The Essential Don Murray
Subtitle: Lessons from America's Greatest Writing Teacher
Edited by Thomas Newkirk and Lisa C. Miller
Afterword by Chip Scanlan
Boynton/Cook Publishers
ISBN: 9780867096002
Nonfiction/How-To/Writers
Contact Reviewer: hojoreviews@aol.com
Publisher's Site: www.boyntoncook.com
Reviewed by Carolyn Howard-Johnson, award-winning author of This Is the Place and Harkening: A Collection of Stories Remembered, Tracings, a chapbook of poetry, and the author of the HowToDoItFrugally Series of books for writers.
The miracle of books from an author's point of view: They live beyond the author's last breath. Of course, it is really the sharing of that breath, the soul, that they care about. Thanks to Boynton/Cook Books, Thomas Newkirk and Lisa C. Miller have been allowed to resurrect Don Murray's essential wisdom for writers several years after his demise.
Don Murray, a popular columnist, journalist and writer, died in 2006. And though this book definitely celebrates Murray as a writer in his own right, it is—at its root—Murray the teacher of writingthat has been brought to life in these pages.
This is important because Murray's emphasis on creativity and the writing process as opposed to the stress so many teachers and writers' programs put on product and genre is fit so well with my own teaching philosophy. I love them because they are similar to mine and, sure. It feels like validation in a writing world become more commercial and less author-centered as time goes on.
But I'm recommending this book comes because I think that Murray's techniques may very well eradicate the disease known as writer's block and do very much the same for joyless writing. It may even do that for writers who are completely comfortable with product-oriented writing.
Murray's message should definitely be heard by all writers--especially beginning writers. Having said that, I think this book holds more value for teachers of writing. For one thing, there is a distinctly academic quality about many of the essays chosen by the editors and about the foreword, too.

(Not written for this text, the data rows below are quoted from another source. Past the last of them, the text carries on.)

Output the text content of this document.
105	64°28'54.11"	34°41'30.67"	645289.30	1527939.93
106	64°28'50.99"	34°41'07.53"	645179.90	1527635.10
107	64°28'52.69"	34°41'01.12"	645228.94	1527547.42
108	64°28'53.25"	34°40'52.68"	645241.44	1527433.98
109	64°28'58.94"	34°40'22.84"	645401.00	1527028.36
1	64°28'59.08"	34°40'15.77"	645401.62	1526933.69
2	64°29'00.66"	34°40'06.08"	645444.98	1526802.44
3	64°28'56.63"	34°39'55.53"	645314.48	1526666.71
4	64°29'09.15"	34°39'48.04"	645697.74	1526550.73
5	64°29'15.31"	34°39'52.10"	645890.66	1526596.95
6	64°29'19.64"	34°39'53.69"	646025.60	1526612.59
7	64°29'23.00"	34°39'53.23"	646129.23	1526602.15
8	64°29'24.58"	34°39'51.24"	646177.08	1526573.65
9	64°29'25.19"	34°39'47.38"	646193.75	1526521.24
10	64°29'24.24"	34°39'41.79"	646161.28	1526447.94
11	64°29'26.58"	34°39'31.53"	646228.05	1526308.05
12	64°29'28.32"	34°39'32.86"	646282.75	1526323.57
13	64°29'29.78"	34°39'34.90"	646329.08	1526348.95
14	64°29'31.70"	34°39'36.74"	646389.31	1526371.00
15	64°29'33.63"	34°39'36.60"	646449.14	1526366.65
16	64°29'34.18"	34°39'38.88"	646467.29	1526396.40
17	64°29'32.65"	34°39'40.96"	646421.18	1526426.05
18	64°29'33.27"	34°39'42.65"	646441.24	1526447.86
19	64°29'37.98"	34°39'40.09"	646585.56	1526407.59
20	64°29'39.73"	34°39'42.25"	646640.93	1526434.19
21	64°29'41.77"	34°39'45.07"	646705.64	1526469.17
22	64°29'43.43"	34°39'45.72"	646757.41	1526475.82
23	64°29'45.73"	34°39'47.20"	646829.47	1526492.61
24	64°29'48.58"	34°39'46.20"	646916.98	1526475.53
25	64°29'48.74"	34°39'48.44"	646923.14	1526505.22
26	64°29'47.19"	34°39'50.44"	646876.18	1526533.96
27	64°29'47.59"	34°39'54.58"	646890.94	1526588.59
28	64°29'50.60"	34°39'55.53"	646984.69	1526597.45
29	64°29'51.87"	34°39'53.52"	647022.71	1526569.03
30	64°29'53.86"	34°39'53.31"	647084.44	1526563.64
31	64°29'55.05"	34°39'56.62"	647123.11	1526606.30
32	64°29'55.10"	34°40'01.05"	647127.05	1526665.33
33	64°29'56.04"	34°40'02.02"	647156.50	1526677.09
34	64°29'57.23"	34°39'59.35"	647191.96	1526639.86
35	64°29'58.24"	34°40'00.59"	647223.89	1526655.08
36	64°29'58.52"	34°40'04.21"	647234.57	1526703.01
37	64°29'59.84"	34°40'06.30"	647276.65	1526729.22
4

With that in mind, I advise new writers to skip the foreword and go to some of the middle chapters that reproduce some of Murray's methods. His keeping of a day book, his note making, his process of drawing inspiration and even his sketches. It is in those chapters one will get an idea of the man and what made him a formidable writer in many genres. It is in those chapters he does his best job as teacher, too.
It is in those chapters that Murray is allowed to teach by example. At one point he talks about the importance of a teacher sharing his or her own work with students, that this sharing is vital to the teaching process. I suspect it is those middle chapters he wouldn't have wanted his students to miss. It is in those middle chapters, the teacher is intent on sharing what brought him joy, the wonderful exuberance of discovery in writing.